Turnbull is still questioning the line between art and craft. The small sculptural objects selected for this exhibition at McClelland reflect Turnbull’s training as a jeweller and silversmith in her eye for finish, and facility in working with materials, both manufactured and repurposed. Ceramicists are increasingly concerned about the ‘plinth’ on which their work is placed, and it is the same for sculptors with a jewellery or silversmithing background, where every aspect is central to the work. The bases of Turnbull’s sculptures are created through folds of metal, stacking and wedging which provide deceptively simple and sophisticated solutions essential to the whole.
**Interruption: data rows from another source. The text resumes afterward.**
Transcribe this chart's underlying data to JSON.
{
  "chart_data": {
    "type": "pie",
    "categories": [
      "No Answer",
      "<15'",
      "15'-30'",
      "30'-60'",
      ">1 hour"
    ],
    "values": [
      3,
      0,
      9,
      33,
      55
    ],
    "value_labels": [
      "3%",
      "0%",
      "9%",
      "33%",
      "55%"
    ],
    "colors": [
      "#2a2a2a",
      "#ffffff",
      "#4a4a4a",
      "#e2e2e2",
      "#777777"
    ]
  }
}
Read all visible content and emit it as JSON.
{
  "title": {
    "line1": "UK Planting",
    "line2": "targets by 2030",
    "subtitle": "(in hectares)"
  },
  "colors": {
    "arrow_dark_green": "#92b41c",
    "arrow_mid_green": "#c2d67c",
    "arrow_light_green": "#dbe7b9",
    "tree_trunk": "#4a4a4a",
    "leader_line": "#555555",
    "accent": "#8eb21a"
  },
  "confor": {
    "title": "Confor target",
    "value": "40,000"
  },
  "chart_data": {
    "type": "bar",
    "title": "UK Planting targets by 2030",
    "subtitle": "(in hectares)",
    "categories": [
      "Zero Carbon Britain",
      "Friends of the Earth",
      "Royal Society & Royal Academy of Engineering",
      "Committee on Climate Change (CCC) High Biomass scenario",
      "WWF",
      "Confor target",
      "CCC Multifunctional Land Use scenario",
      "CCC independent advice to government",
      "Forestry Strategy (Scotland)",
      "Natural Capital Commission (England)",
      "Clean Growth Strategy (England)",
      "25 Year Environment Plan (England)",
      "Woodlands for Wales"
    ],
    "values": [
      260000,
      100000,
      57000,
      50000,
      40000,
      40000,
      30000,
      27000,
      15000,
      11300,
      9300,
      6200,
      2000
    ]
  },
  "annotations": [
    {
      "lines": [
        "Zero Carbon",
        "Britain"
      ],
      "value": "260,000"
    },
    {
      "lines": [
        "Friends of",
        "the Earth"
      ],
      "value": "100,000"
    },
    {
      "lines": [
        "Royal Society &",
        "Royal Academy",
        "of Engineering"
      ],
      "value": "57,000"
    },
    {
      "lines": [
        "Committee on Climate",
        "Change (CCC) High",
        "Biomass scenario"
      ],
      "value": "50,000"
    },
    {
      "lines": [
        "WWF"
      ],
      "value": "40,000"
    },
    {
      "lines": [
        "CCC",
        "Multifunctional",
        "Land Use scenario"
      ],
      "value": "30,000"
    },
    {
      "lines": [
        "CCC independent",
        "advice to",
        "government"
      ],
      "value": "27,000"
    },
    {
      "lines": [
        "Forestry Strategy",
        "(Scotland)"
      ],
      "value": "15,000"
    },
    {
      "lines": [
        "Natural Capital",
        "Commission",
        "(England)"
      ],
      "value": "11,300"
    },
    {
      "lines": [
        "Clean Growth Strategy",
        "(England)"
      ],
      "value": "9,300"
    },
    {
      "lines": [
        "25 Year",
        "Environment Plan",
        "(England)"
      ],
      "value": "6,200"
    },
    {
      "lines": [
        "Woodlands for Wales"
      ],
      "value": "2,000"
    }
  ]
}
The ethics of materials are also important for Turnbull. Though often employing pre-used materials in her artwork, she doesn’t describe these components as found materials. Instead, they are recycled parts that contribute to a new whole. The underpinning ethic is the importance of making art sustainably. It leads Turnbull to find the beauty in things past and sometimes overlooked. In Steel waveform with pink tie 2019, for example, she uses a small pink thread as a bow that loosely foulards at the neck of a folded copper sheet. Flat steel 2019 is similarly resolved, with circular holes pre-punched in lines around two sides of a square steel sheet, contrasting with the rust bloom on the metal base and other parts of the plate, and a scraffito of white lines that might be a drawing by Turnbull added later, or something else found. There’s something profoundly satisfying about the materials selected and Turnbull’s language of playful restraint. One can’t help but think of the use of found materials in assemblages by great male artists in the early 20th century such as Robert Rauschenberg, Arman and the like. But we shouldn’t forget the 1970s feminist practices that similarly championed recycling up as art materials and a sophisticated low-fi environmental aesthetic in their teaching and community based-projects. The ethics of artmaking clearly continue to challenge Turnbull. Her recent exhibition Mood Mirror (2020) at Daine Singer was in part an investigation of ‘why make art, and why make it now’. She questioned the sustainability of practice, the need to make a wage, and the demands of family in the middle period of her career. So, she connected with family members separated by pandemic-induced isolation by incorporating materials found at home such as her daughter Roma’s primary school art, the flowers from her mother’s garden, and her mother’s silk and ink test-pieces. Turnbull notes that this approach enabled her to examine the world of things ‘as the form-creating basis for culture’. And culture is as much about connection and people, as it is a collection of things.